The 17-year-old was shot in the head by Israeli border police who fired rubber-coated metal bullets during a protest last week and died of his wounds at a hospital in Ramallah on Monday.
He is the second Palestinian fatality within a week in violence that both sides warn will escalate as protests continue against the building of the separation barrier on land confiscated from this village of about 5,000.
Israeli border police spokesman Moshe Pinchy says forces are facing an increase in stone-throwing, and that Palestinians have been warned to stay away from protests.
Each side accuses the other of fuelling the violence, although Palestinian casualties outnumber those of the Israeli forces. The Palestinians, who do not use firearms but do throw stones, are convinced that they are on the receiving end of an Israeli crackdown to break their resistance with overwhelming force - after three days of curfew last month failed to stop it.
Mr Pinchy, for his part, says it is forbidden for forces to shoot stone-throwers in the head and that the policemen suspected in the killing of a ten-year-old boy, Ahmed Musa, in Ni'ilin last week, is currently under investigation.
He says there are clear guidelines on the amount of force that can be used and that it increases in proportion to the violence used by Palestinians.
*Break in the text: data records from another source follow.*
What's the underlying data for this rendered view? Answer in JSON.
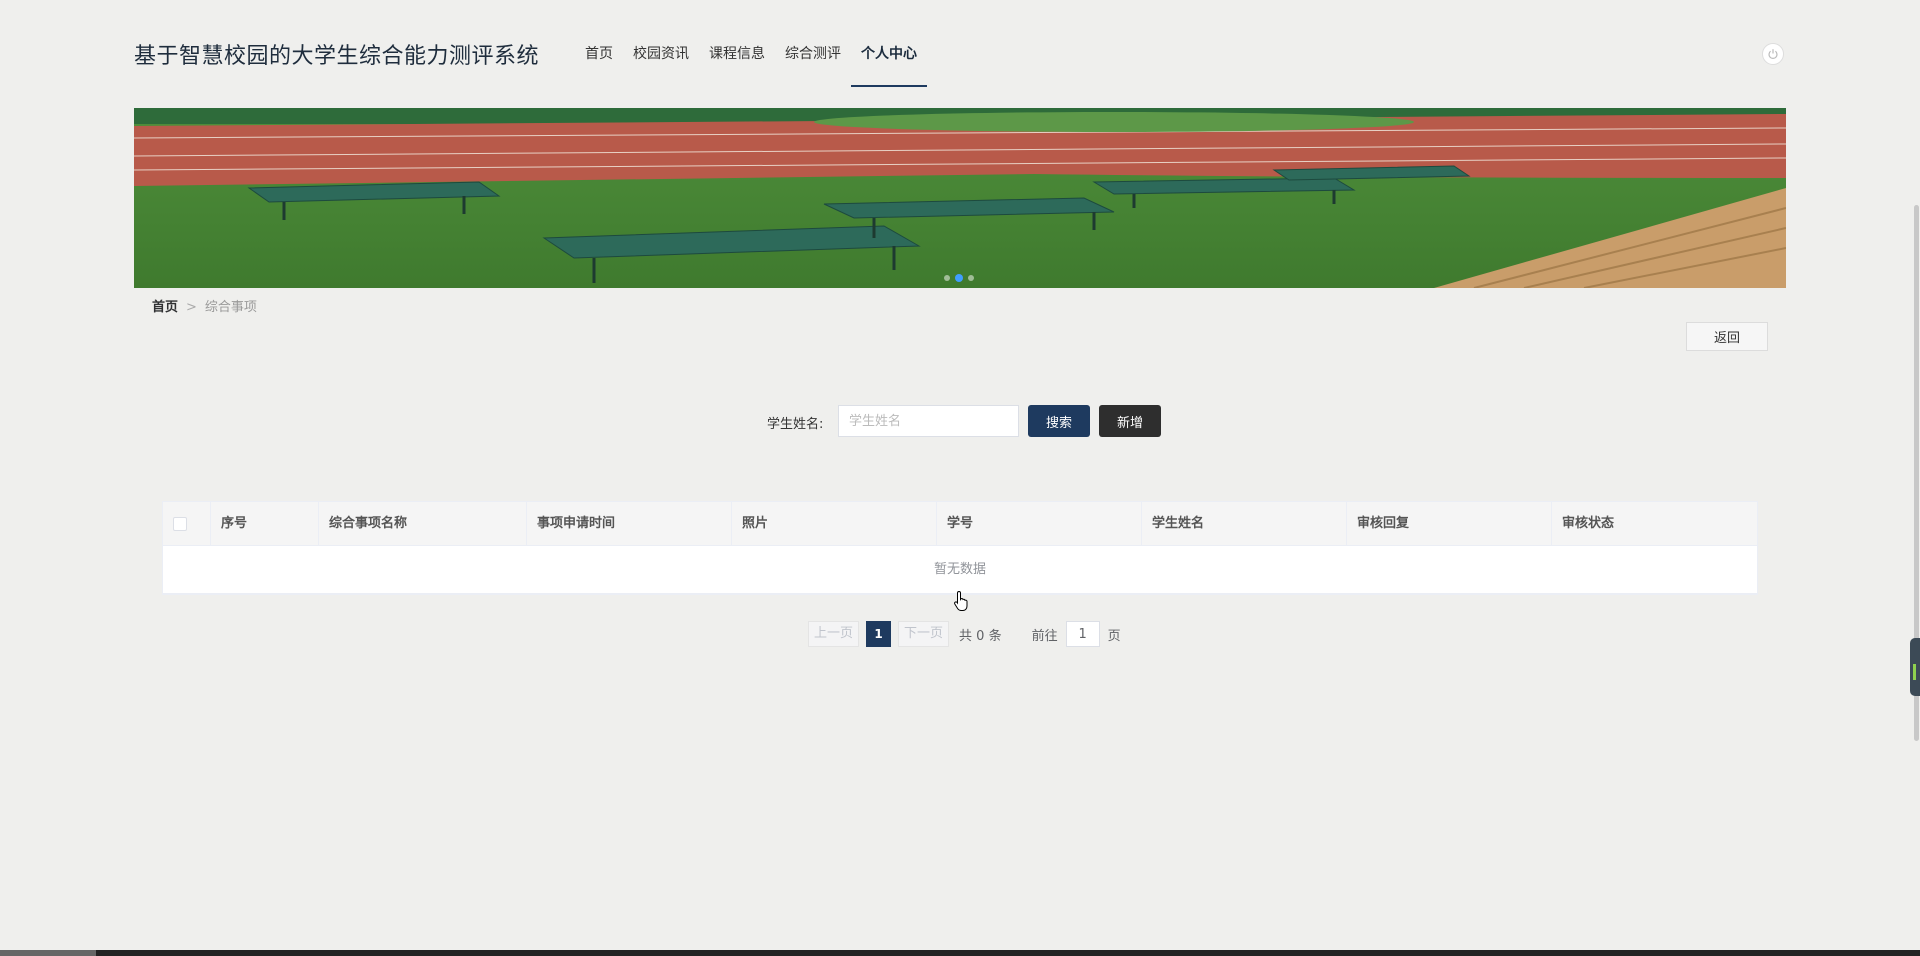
{
  "header": {
    "site_title": "基于智慧校园的大学生综合能力测评系统",
    "nav": [
      "首页",
      "校园资讯",
      "课程信息",
      "综合测评",
      "个人中心"
    ],
    "active_nav": "个人中心"
  },
  "breadcrumb": {
    "home": "首页",
    "separator": ">",
    "current": "综合事项"
  },
  "actions": {
    "back_label": "返回"
  },
  "search": {
    "label": "学生姓名:",
    "placeholder": "学生姓名",
    "search_button": "搜索",
    "add_button": "新增"
  },
  "table": {
    "columns": [
      "序号",
      "综合事项名称",
      "事项申请时间",
      "照片",
      "学号",
      "学生姓名",
      "审核回复",
      "审核状态"
    ],
    "rows": [],
    "empty_text": "暂无数据"
  },
  "pagination": {
    "prev": "上一页",
    "current_page": "1",
    "next": "下一页",
    "total": "共 0 条",
    "goto": "前往",
    "page_input": "1",
    "page_suffix": "页"
  },
  "colors": {
    "primary": "#1e3a5f",
    "add_button": "#2e2e2e",
    "background": "#efefed"
  },
  "icons": {
    "logout": "power-icon",
    "cursor": "hand-pointer-icon"
  }
}
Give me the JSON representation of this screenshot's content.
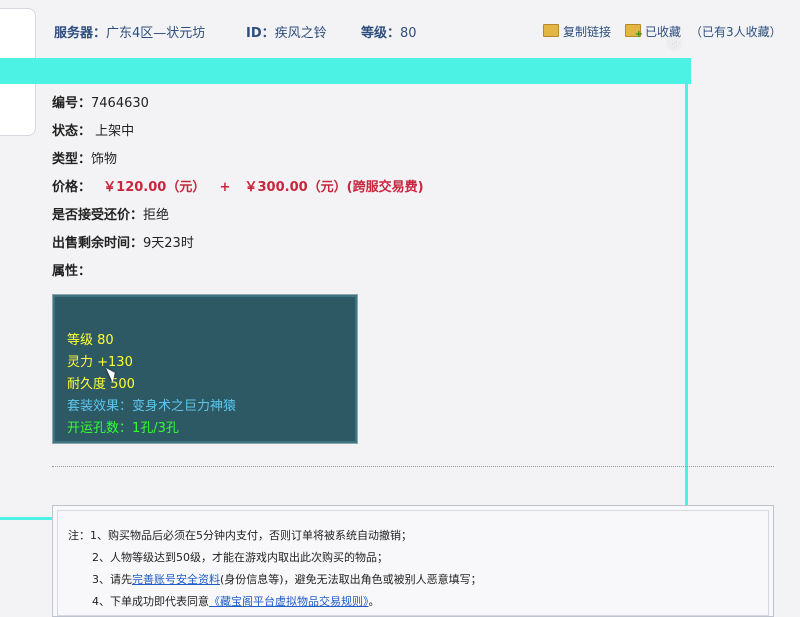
{
  "header": {
    "server_label": "服务器：",
    "server_value": "广东4区—状元坊",
    "id_label": "ID：",
    "id_value": "疾风之铃",
    "level_label": "等级：",
    "level_value": "80",
    "copy_link": "复制链接",
    "favorited": "已收藏",
    "favorite_count": "（已有3人收藏）"
  },
  "item": {
    "id_label": "编号：",
    "id_value": "7464630",
    "status_label": "状态：",
    "status_value": "上架中",
    "type_label": "类型：",
    "type_value": "饰物",
    "price_label": "价格：",
    "price_value": "￥120.00（元）",
    "price_plus": "+",
    "fee_value": "￥300.00（元）(跨服交易费)",
    "bargain_label": "是否接受还价：",
    "bargain_value": "拒绝",
    "time_label": "出售剩余时间：",
    "time_value": "9天23时",
    "attr_label": "属性："
  },
  "attributes": {
    "level": "等级 80",
    "spirit": "灵力 +130",
    "durability": "耐久度 500",
    "set_effect": "套装效果：变身术之巨力神猿",
    "holes": "开运孔数：1孔/3孔"
  },
  "notes": {
    "line1": "注：1、购买物品后必须在5分钟内支付，否则订单将被系统自动撤销；",
    "line2": "2、人物等级达到50级，才能在游戏内取出此次购买的物品；",
    "line3_pre": "3、请先",
    "line3_link": "完善账号安全资料",
    "line3_post": "(身份信息等)，避免无法取出角色或被别人恶意填写；",
    "line4_pre": "4、下单成功即代表同意",
    "line4_link": "《藏宝阁平台虚拟物品交易规则》",
    "line4_post": "。"
  },
  "colors": {
    "accent_highlight": "#4cf2e4",
    "header_text": "#2d4e7d",
    "price_red": "#c8263e",
    "attr_panel_bg": "#2d5964"
  }
}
"The Palestinians are bringing their women and children to the demonstrations to use as human shields," he says. "Whoever is there is at their own responsibility."
"He was a boy, how could they shoot him in the head?" Ahmed Amireh asks the circle of mourners gathered at his house. A relative offers the visitors dates, the traditional Palestinian mourning food, and then plastic cups of watery black coffee.
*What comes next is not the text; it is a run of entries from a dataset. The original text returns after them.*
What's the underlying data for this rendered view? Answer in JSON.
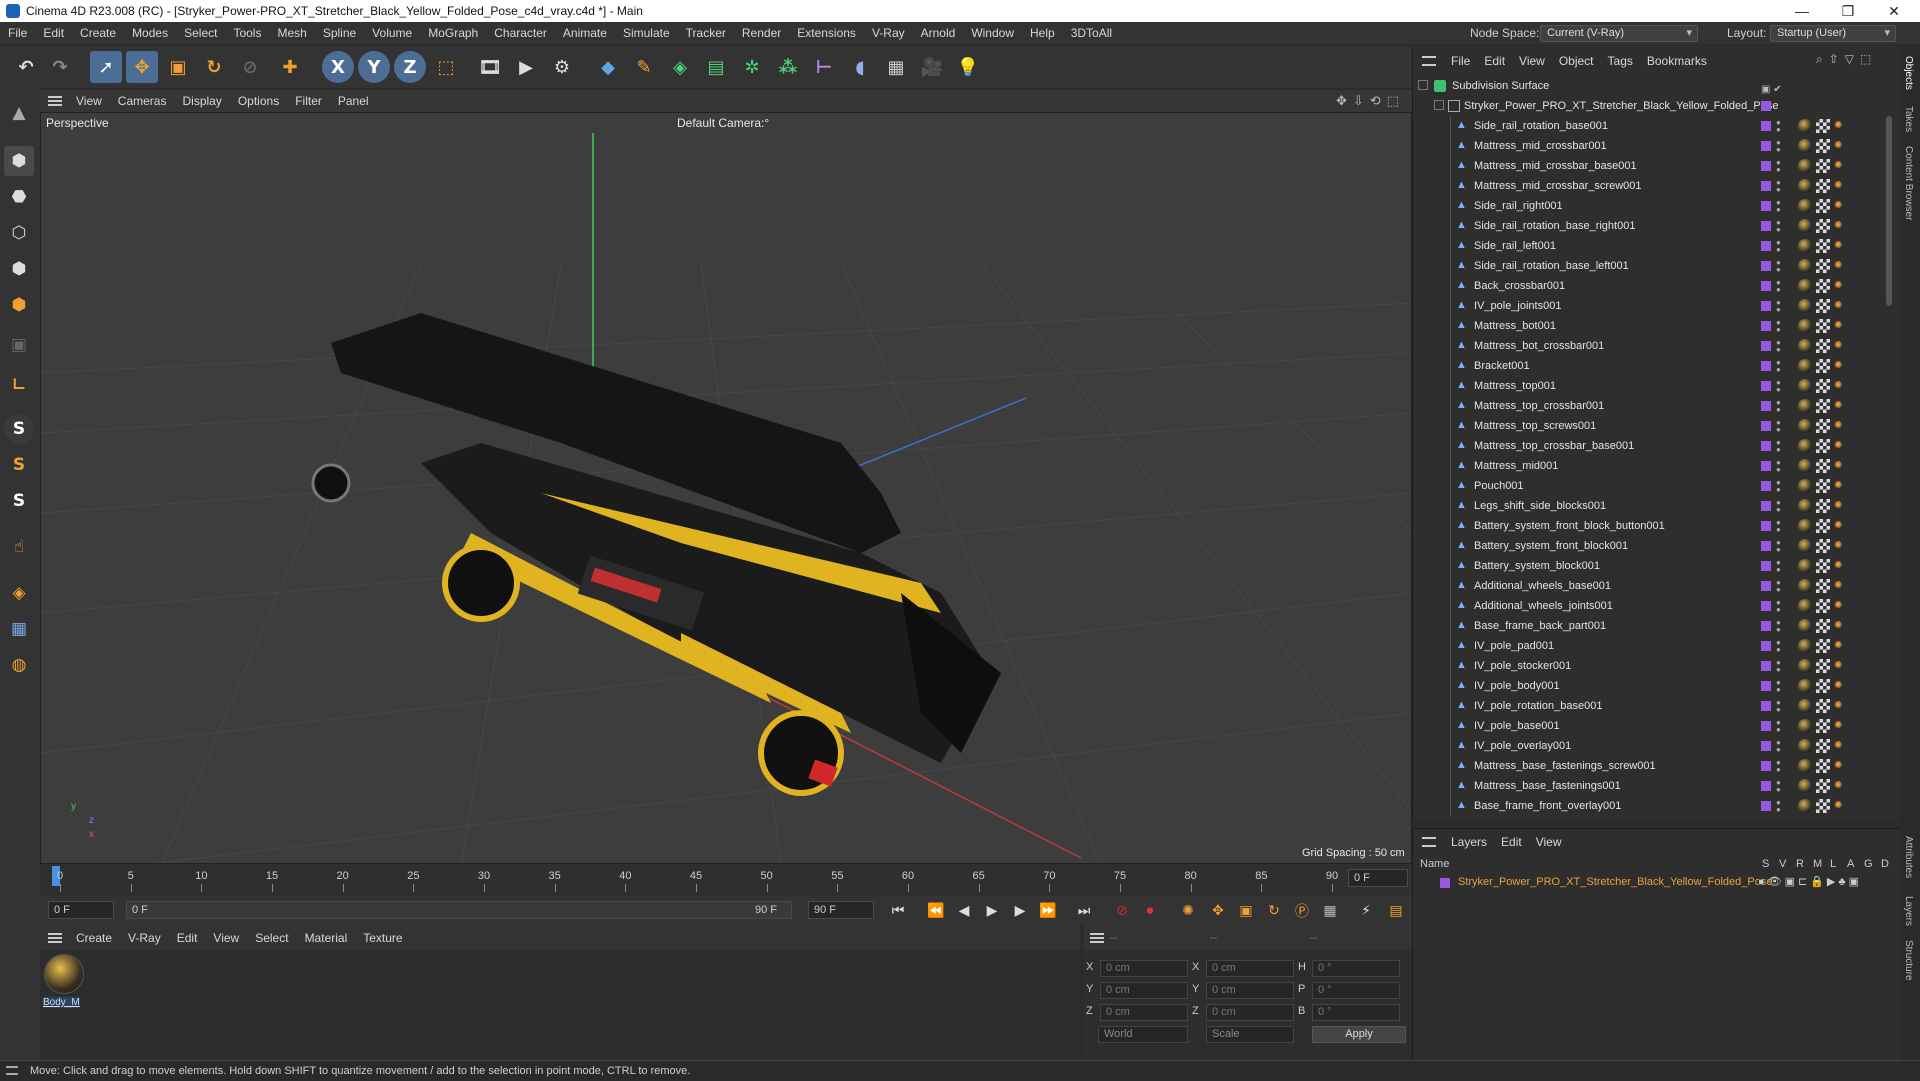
{
  "window": {
    "title": "Cinema 4D R23.008 (RC) - [Stryker_Power-PRO_XT_Stretcher_Black_Yellow_Folded_Pose_c4d_vray.c4d *] - Main",
    "minimize": "—",
    "maximize": "❐",
    "close": "✕"
  },
  "menubar": {
    "items": [
      "File",
      "Edit",
      "Create",
      "Modes",
      "Select",
      "Tools",
      "Mesh",
      "Spline",
      "Volume",
      "MoGraph",
      "Character",
      "Animate",
      "Simulate",
      "Tracker",
      "Render",
      "Extensions",
      "V-Ray",
      "Arnold",
      "Window",
      "Help",
      "3DToAll"
    ],
    "node_space_label": "Node Space:",
    "node_space_value": "Current (V-Ray)",
    "layout_label": "Layout:",
    "layout_value": "Startup (User)"
  },
  "viewport": {
    "menu": [
      "View",
      "Cameras",
      "Display",
      "Options",
      "Filter",
      "Panel"
    ],
    "view_name": "Perspective",
    "camera": "Default Camera",
    "camera_suffix": ":°",
    "grid_spacing": "Grid Spacing : 50 cm",
    "axis_y": "y",
    "axis_z": "z",
    "axis_x": "x"
  },
  "timeline": {
    "ticks": [
      "0",
      "5",
      "10",
      "15",
      "20",
      "25",
      "30",
      "35",
      "40",
      "45",
      "50",
      "55",
      "60",
      "65",
      "70",
      "75",
      "80",
      "85",
      "90"
    ],
    "current_frame": "0 F"
  },
  "transport": {
    "start": "0 F",
    "range_start": "0 F",
    "range_end": "90 F",
    "end": "90 F"
  },
  "material": {
    "menu": [
      "Create",
      "V-Ray",
      "Edit",
      "View",
      "Select",
      "Material",
      "Texture"
    ],
    "item_label": "Body_M"
  },
  "coordinates": {
    "header": [
      "--",
      "--",
      "--"
    ],
    "rows": [
      {
        "l1": "X",
        "v1": "0 cm",
        "l2": "X",
        "v2": "0 cm",
        "l3": "H",
        "v3": "0 °"
      },
      {
        "l1": "Y",
        "v1": "0 cm",
        "l2": "Y",
        "v2": "0 cm",
        "l3": "P",
        "v3": "0 °"
      },
      {
        "l1": "Z",
        "v1": "0 cm",
        "l2": "Z",
        "v2": "0 cm",
        "l3": "B",
        "v3": "0 °"
      }
    ],
    "world": "World",
    "scale": "Scale",
    "apply": "Apply"
  },
  "objects": {
    "menu": [
      "File",
      "Edit",
      "View",
      "Object",
      "Tags",
      "Bookmarks"
    ],
    "root": "Subdivision Surface",
    "group": "Stryker_Power_PRO_XT_Stretcher_Black_Yellow_Folded_Pose",
    "items": [
      "Side_rail_rotation_base001",
      "Mattress_mid_crossbar001",
      "Mattress_mid_crossbar_base001",
      "Mattress_mid_crossbar_screw001",
      "Side_rail_right001",
      "Side_rail_rotation_base_right001",
      "Side_rail_left001",
      "Side_rail_rotation_base_left001",
      "Back_crossbar001",
      "IV_pole_joints001",
      "Mattress_bot001",
      "Mattress_bot_crossbar001",
      "Bracket001",
      "Mattress_top001",
      "Mattress_top_crossbar001",
      "Mattress_top_screws001",
      "Mattress_top_crossbar_base001",
      "Mattress_mid001",
      "Pouch001",
      "Legs_shift_side_blocks001",
      "Battery_system_front_block_button001",
      "Battery_system_front_block001",
      "Battery_system_block001",
      "Additional_wheels_base001",
      "Additional_wheels_joints001",
      "Base_frame_back_part001",
      "IV_pole_pad001",
      "IV_pole_stocker001",
      "IV_pole_body001",
      "IV_pole_rotation_base001",
      "IV_pole_base001",
      "IV_pole_overlay001",
      "Mattress_base_fastenings_screw001",
      "Mattress_base_fastenings001",
      "Base_frame_front_overlay001"
    ]
  },
  "layers": {
    "menu": [
      "Layers",
      "Edit",
      "View"
    ],
    "col_name": "Name",
    "cols": [
      "S",
      "V",
      "R",
      "M",
      "L",
      "A",
      "G",
      "D"
    ],
    "item": "Stryker_Power_PRO_XT_Stretcher_Black_Yellow_Folded_Pose"
  },
  "right_tabs": [
    "Objects",
    "Takes",
    "Content Browser",
    "Attributes",
    "Layers",
    "Structure"
  ],
  "status": "Move: Click and drag to move elements. Hold down SHIFT to quantize movement / add to the selection in point mode, CTRL to remove.",
  "colors": {
    "accent": "#4a90e2",
    "layer_orange": "#e8a23c",
    "object_purple": "#9b57e0"
  }
}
"He was my right hand. He would work and make money to support his sisters. Who will give them money now?" Amireh asks.
In Ni'ilin, a farming village that depends heavily for its livelihood on olive trees - many of which will now be on the other side of the barrier - green flags of Hamas and yellow banners of Fatah line the main road.
Down an unpaved path, the stone house where Youssef's female relatives mourn separately has a new sign hung at its entry: "Remember God."
There are conflicting Palestinian accounts of whether Youssef Amireh had joined protests that erupted last Tuesday after the funeral of Ahmed Musa.
"They could have arrested him," Mr Amireh insists of his son. Mr Pinchy declines to discuss details of Youssef's shooting beyond saying that "Anyone who is in an area of demonstrations is there on his own responsibility".
A border policeman was wounded in the eye by a stone the same day the child was killed.
At the Amireh house, a youth says they answer the mosque calls to "go to the land" for demonstrations and the chanting of slogans against the barrier begins - but don't carry stones.
He shows an indentation in the back of his head that he says is from a rubber bullet fired in the same incident that Youssef was shot. All told, he says he has been wounded six times by rubber coated metal bullets.
"Two months ago they fired at the legs, today it's at the head," he says, insisting that the youth only throw stones in response to the soldiers.
Mr Pinchy says that "stones also kill. When the policeman's life is in danger there is a procedure for self-defence.
"I am not saying [fire at] the head, but he should do everything to neutralise the assailant."